- The Washington Times - Monday, August 30, 2010

Peace is at hand; just wait a year. This week, direct talks between Israeli Prime Minister Benjamin Netanyahu and Palestinian Authority President Mahmoud Abbas are scheduled to kick off after months of indirect “proximity” talks brokered by the United States.

President Obama is taking a high-profile role, seeking to justify his paid-in-advance Nobel Peace Prize. Exactly what he will bring to the process is unclear. “The president’s engagement and involvement in the future in these talks will be determined by developments as we move forward,” according to John Brennan, the president’s counterterrorism muse. This places Mr. Obama in a position where if things are working out, he can step in to take credit - and if not, he can rise above the process and call for mutual understanding, letting Secretary of State Hillary Rodham Clinton take the blame.
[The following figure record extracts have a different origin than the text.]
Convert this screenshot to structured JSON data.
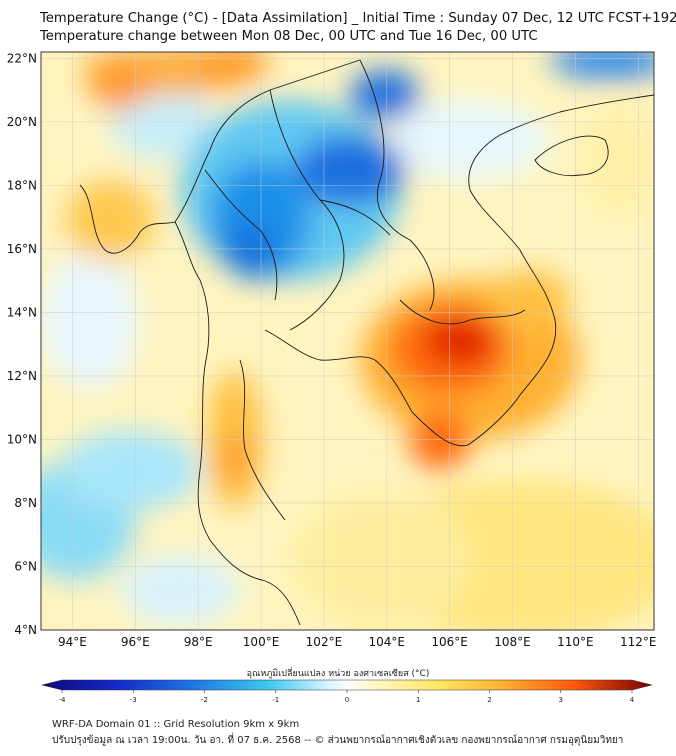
{
  "header": {
    "title_line1": "Temperature Change (°C) - [Data Assimilation] _ Initial Time : Sunday 07 Dec, 12 UTC FCST+192",
    "title_line2": "Temperature change between Mon 08 Dec, 00 UTC and Tue 16 Dec, 00 UTC"
  },
  "map": {
    "lat_labels": [
      "22°N",
      "20°N",
      "18°N",
      "16°N",
      "14°N",
      "12°N",
      "10°N",
      "8°N",
      "6°N",
      "4°N"
    ],
    "lat_values": [
      22,
      20,
      18,
      16,
      14,
      12,
      10,
      8,
      6,
      4
    ],
    "lon_labels": [
      "94°E",
      "96°E",
      "98°E",
      "100°E",
      "102°E",
      "104°E",
      "106°E",
      "108°E",
      "110°E",
      "112°E"
    ],
    "lon_values": [
      94,
      96,
      98,
      100,
      102,
      104,
      106,
      108,
      110,
      112
    ],
    "lon_range": [
      93,
      112.5
    ],
    "lat_range": [
      4,
      22.2
    ]
  },
  "colorbar": {
    "label": "อุณหภูมิเปลี่ยนแปลง หน่วย องศาเซลเซียส (°C)",
    "ticks": [
      "-4",
      "-3",
      "-2",
      "-1",
      "0",
      "1",
      "2",
      "3",
      "4"
    ],
    "range": [
      -4,
      4
    ]
  },
  "footer": {
    "line1": "WRF-DA Domain 01 :: Grid Resolution 9km x 9km",
    "line2": "ปรับปรุงข้อมูล ณ เวลา 19:00น. วัน อา. ที่ 07 ธ.ค. 2568 -- © ส่วนพยากรณ์อากาศเชิงตัวเลข กองพยากรณ์อากาศ กรมอุตุนิยมวิทยา"
  },
  "colors": {
    "cold_strong": "#0a0a7a",
    "cold": "#1e78e6",
    "cool": "#3cc8f0",
    "neutral": "#ffffff",
    "warm": "#ffe664",
    "hot": "#ff9614",
    "hot_strong": "#c80000"
  }
}
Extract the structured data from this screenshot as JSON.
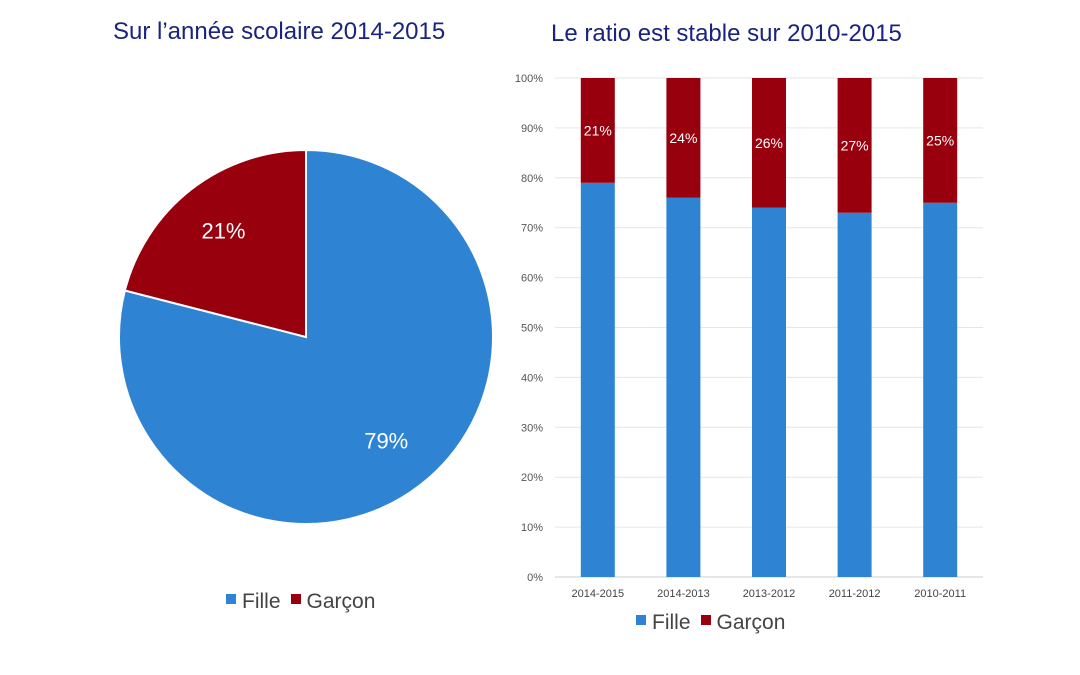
{
  "colors": {
    "fille": "#2e83d3",
    "garcon": "#99000d",
    "title": "#1a237e",
    "grid": "#e6e6e6",
    "axis_text": "#555555"
  },
  "chart_data": [
    {
      "type": "pie",
      "title": "Sur l’année scolaire 2014-2015",
      "slices": [
        {
          "label": "Fille",
          "value": 79,
          "display": "79%"
        },
        {
          "label": "Garçon",
          "value": 21,
          "display": "21%"
        }
      ],
      "legend": [
        "Fille",
        "Garçon"
      ],
      "legend_position": "bottom"
    },
    {
      "type": "bar",
      "stacked": true,
      "title": "Le ratio est stable sur 2010-2015",
      "categories": [
        "2014-2015",
        "2014-2013",
        "2013-2012",
        "2011-2012",
        "2010-2011"
      ],
      "series": [
        {
          "name": "Fille",
          "values": [
            79,
            76,
            74,
            73,
            75
          ]
        },
        {
          "name": "Garçon",
          "values": [
            21,
            24,
            26,
            27,
            25
          ],
          "labels": [
            "21%",
            "24%",
            "26%",
            "27%",
            "25%"
          ]
        }
      ],
      "yticks": [
        "0%",
        "10%",
        "20%",
        "30%",
        "40%",
        "50%",
        "60%",
        "70%",
        "80%",
        "90%",
        "100%"
      ],
      "ylim": [
        0,
        100
      ],
      "grid": true,
      "legend": [
        "Fille",
        "Garçon"
      ],
      "legend_position": "bottom"
    }
  ]
}
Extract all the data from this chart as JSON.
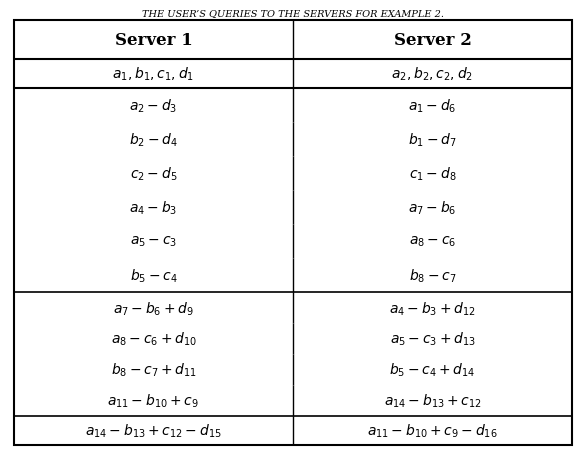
{
  "title": "THE USER’S QUERIES TO THE SERVERS FOR EXAMPLE 2.",
  "col_headers": [
    "Server 1",
    "Server 2"
  ],
  "row1_s1": "$a_1, b_1, c_1, d_1$",
  "row1_s2": "$a_2, b_2, c_2, d_2$",
  "sec2": [
    [
      "$a_2 - d_3$",
      "$a_1 - d_6$"
    ],
    [
      "$b_2 - d_4$",
      "$b_1 - d_7$"
    ],
    [
      "$c_2 - d_5$",
      "$c_1 - d_8$"
    ],
    [
      "$a_4 - b_3$",
      "$a_7 - b_6$"
    ],
    [
      "$a_5 - c_3$",
      "$a_8 - c_6$"
    ],
    [
      "$b_5 - c_4$",
      "$b_8 - c_7$"
    ]
  ],
  "sec3": [
    [
      "$a_7 - b_6 + d_9$",
      "$a_4 - b_3 + d_{12}$"
    ],
    [
      "$a_8 - c_6 + d_{10}$",
      "$a_5 - c_3 + d_{13}$"
    ],
    [
      "$b_8 - c_7 + d_{11}$",
      "$b_5 - c_4 + d_{14}$"
    ],
    [
      "$a_{11} - b_{10} + c_9$",
      "$a_{14} - b_{13} + c_{12}$"
    ]
  ],
  "last_s1": "$a_{14} - b_{13} + c_{12} - d_{15}$",
  "last_s2": "$a_{11} - b_{10} + c_9 - d_{16}$",
  "header_fontsize": 12,
  "cell_fontsize": 10,
  "title_fontsize": 7
}
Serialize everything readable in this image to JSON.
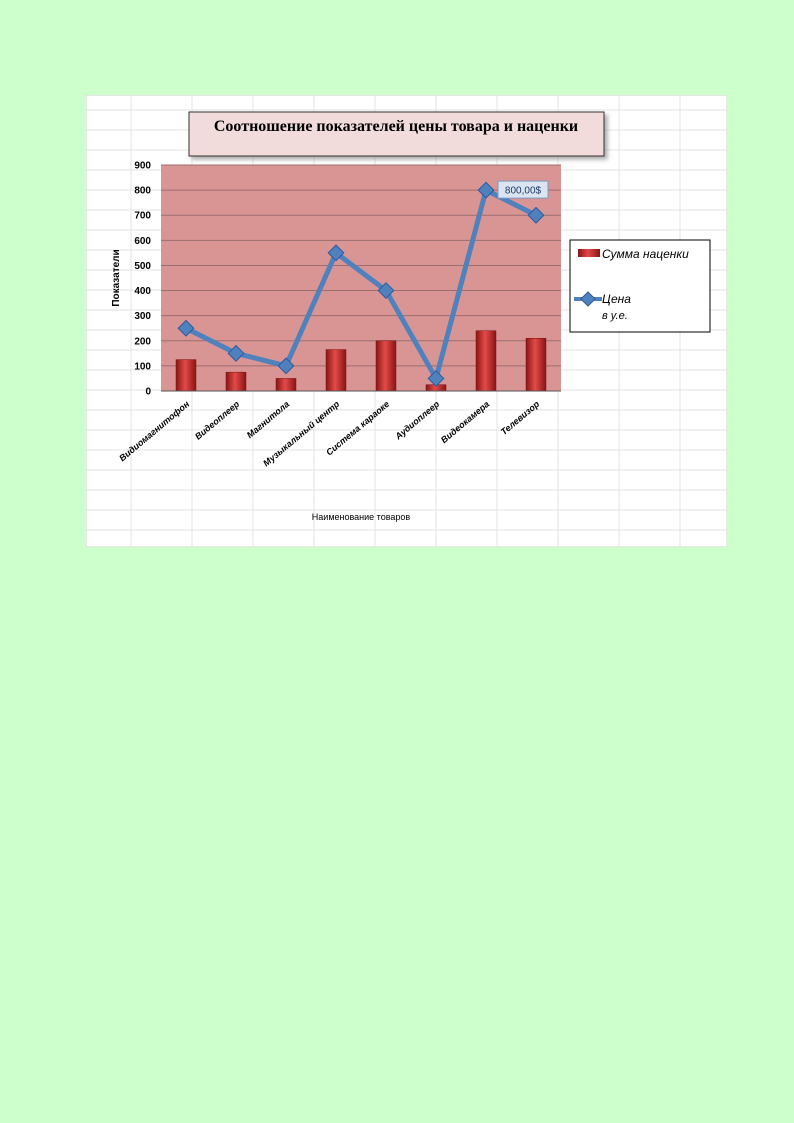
{
  "colors": {
    "page_background": "#ccffcc",
    "chart_area": "#ffffff",
    "plot_background": "#d99594",
    "bar": "#c0302e",
    "line": "#4f81bd",
    "title_box": "#f2dcdb"
  },
  "chart_data": {
    "type": "bar+line",
    "title": "Соотношение показателей цены  товара и наценки",
    "xlabel": "Наименование  товаров",
    "ylabel": "Показатели",
    "ylim": [
      0,
      900
    ],
    "yticks": [
      "0",
      "100",
      "200",
      "300",
      "400",
      "500",
      "600",
      "700",
      "800",
      "900"
    ],
    "grid": true,
    "legend_position": "right",
    "categories": [
      "Видиомагнитофон",
      "Видеоплеер",
      "Магнитола",
      "Музыкальный  центр",
      "Система караоке",
      "Аудиоплеер",
      "Видеокамера",
      "Телевизор"
    ],
    "series": [
      {
        "name": "Сумма наценки",
        "type": "bar",
        "values": [
          125,
          75,
          50,
          165,
          200,
          25,
          240,
          210
        ]
      },
      {
        "name_lines": [
          "Цена",
          "в у.е."
        ],
        "type": "line",
        "marker": "diamond",
        "values": [
          250,
          150,
          100,
          550,
          400,
          50,
          800,
          700
        ]
      }
    ],
    "annotations": [
      {
        "category": "Видеокамера",
        "text": "800,00$"
      }
    ]
  }
}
Establishing a yearlong timeline is a serious misstep, akin to declaring the terrorist detainee facility at Guantanamo Bay, Cuba, would be closed in a year (it wasn’t), the claim that the stimulus package would cap unemployment at 8 percent (it didn’t), and the promised July 2011 date to begin troop withdrawals from Afghanistan, which no one understands. The Obama administration has yet to realize that hard metrics are not their friends; meeting a deadline may bring some fleeting praise, but missing one creates a durable measure of failure.

The odds are slim that a year of talks will produce anything more than a pro-forma agreement on minor issues. The best guess is that the United States will push a “framework” document similar to the 1993 Oslo accords that failed spectacularly. Any such agreement would have to come to grips with irreconcilable differences over critical issues. Mr. Netanyahu has been in this situation before and lost power in 1999 in part because of conservative objections to the 1998 Wye River Memorandum, which he negotiated. He is unlikely to make that mistake again.

While Israel says there are no preconditions to negotiations, there are some issues on which they will not compromise: Jerusalem - all of it - will remain the capital of the Jewish state; the Palestinians will not be granted a land corridor to the Gaza strip; and Israel will insist that the Palestinian Authority not be allowed to have independent national security arrangements with other countries, such as Iran, and become another failed “land for peace” experiment like Gaza was. If Mr. Abbas can agree to those terms, maybe Israel will give up a settlement or two.

Those opposed to the process will do their best to break it up, or to give excuses to the participants to suspend or withdraw from the talks. Hezbollah or Hamas can attempt to foment crises by launching attacks. Palestinians seeking a way out could point to statements by ultra-Orthodox Israelis, such as the recent controversy over Rabbi Ovadia Yosef saying that Mr. Abbas and others should “disappear from the Earth.”

America has the weakest hand. The main sources of leverage are U.S. aid dollars, but Mr. Obama gains nothing from pressuring Israel, unless he wants to alienate more American Jewish voters, and he would never cut aid to the economically stricken Palestinians. There are few new peace approaches being discussed, and the ground has been trod so often, there is little U.S. diplomats can bring to the process other than a deadline that all sides can ignore.